Solidariedade urgente com os venezuelanos no Brasil
A entrada dos venezuelanos em nosso país tem demonstrado a irresponsabilidade dos governos, que alentam o ódio e a xenofobia.
Nos últimos anos, as crises econômica e humanitária na Venezuela fizeram crescer o número de imigrantes que buscam refúgio, emprego e melhores condições de vida nos países vizinhos. Por sua localização geográfica, o Brasil tem sido um dos destinos mais buscados, atrás de Colômbia, Peru, Chile e Panamá. A entrada dos venezuelanos em nosso país, sobretudo por Roraima, tem trazido conflitos e demonstrado a irresponsabilidade dos governos, que mostram sua incapacidade para acolher dignamente os imigrantes e alentam o ódio e a xenofobia, transformando a fronteira num barril de pólvora.
Depois de uma semana pautada pelo conflito na cidade fronteiriça de Pacaraima (RR), foram anunciadas as primeiras e tímidas medidas. Mesmo a imprensa teve de mostrar o absurdo da xenofobia. Após boatos circularem em redes sociais, confundindo a morte de um cidadão por causas naturais com um assalto a um pequeno comércio, a extrema-direita – que tem peso histórico numa região marcada por conflitos fundiários entre fazendeiros de arroz e indígenas – disseminou a falsa versão de que a responsabilidade era de “venezuelanos”. Espalhou-se uma convocatória para destruição dos acampamentos, humilhação dos imigrantes e um ato pedindo sua expulsão da cidade. Grupos de moradores utilizaram paus, pedras e bombas caseiras para atacar os venezuelanos e suas moradias improvisadas. Sem uma reação enérgica, as forças militares apenas evitaram a possibilidade de um linchamento coletivo.

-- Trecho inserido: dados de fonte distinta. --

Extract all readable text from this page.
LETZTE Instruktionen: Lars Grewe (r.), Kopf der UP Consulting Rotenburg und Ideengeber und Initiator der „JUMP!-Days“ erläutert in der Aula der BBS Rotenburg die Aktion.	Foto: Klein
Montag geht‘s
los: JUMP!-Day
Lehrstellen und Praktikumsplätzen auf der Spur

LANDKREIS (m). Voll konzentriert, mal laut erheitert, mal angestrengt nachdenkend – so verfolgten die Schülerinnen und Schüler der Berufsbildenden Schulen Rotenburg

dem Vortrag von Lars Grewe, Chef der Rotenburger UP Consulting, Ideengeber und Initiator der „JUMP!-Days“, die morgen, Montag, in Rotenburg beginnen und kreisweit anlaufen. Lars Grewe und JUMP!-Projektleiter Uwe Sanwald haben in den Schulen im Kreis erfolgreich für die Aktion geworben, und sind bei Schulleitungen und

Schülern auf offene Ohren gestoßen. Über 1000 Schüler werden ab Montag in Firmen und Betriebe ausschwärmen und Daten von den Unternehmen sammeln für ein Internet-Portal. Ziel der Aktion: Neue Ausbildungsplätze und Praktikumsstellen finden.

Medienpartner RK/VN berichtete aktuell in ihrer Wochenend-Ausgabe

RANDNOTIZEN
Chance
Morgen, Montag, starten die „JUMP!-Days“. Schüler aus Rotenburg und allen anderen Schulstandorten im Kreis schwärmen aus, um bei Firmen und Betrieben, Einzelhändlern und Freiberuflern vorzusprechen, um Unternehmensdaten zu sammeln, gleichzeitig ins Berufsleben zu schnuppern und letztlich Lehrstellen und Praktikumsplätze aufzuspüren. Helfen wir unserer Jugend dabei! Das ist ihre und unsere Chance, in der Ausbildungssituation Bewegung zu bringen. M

O governo de Roraima, acentuando o problema, recorreu novamente ao Supremo Tribunal Federal pedindo o fechamento das fronteiras. O jogo de empurra entre o governo de Suely Campos e as prefeituras de Boa Vista e Pacaraima evidencia que a política de ajuda financeira do governo federal é insuficiente, sendo que os governos locais não tem nenhum interesse em resolver com transparência os graves impasses que estão colocados. Ainda pior, abundam as denúncias entre entes governamentais, mostrando que a disputa política e eleitoral entre as oligarquias Campos e Jucá afetam o apoio necessário do governo federal aos sobrecarregados serviços públicos locais, afetando a população de Roraima e os imigrantes.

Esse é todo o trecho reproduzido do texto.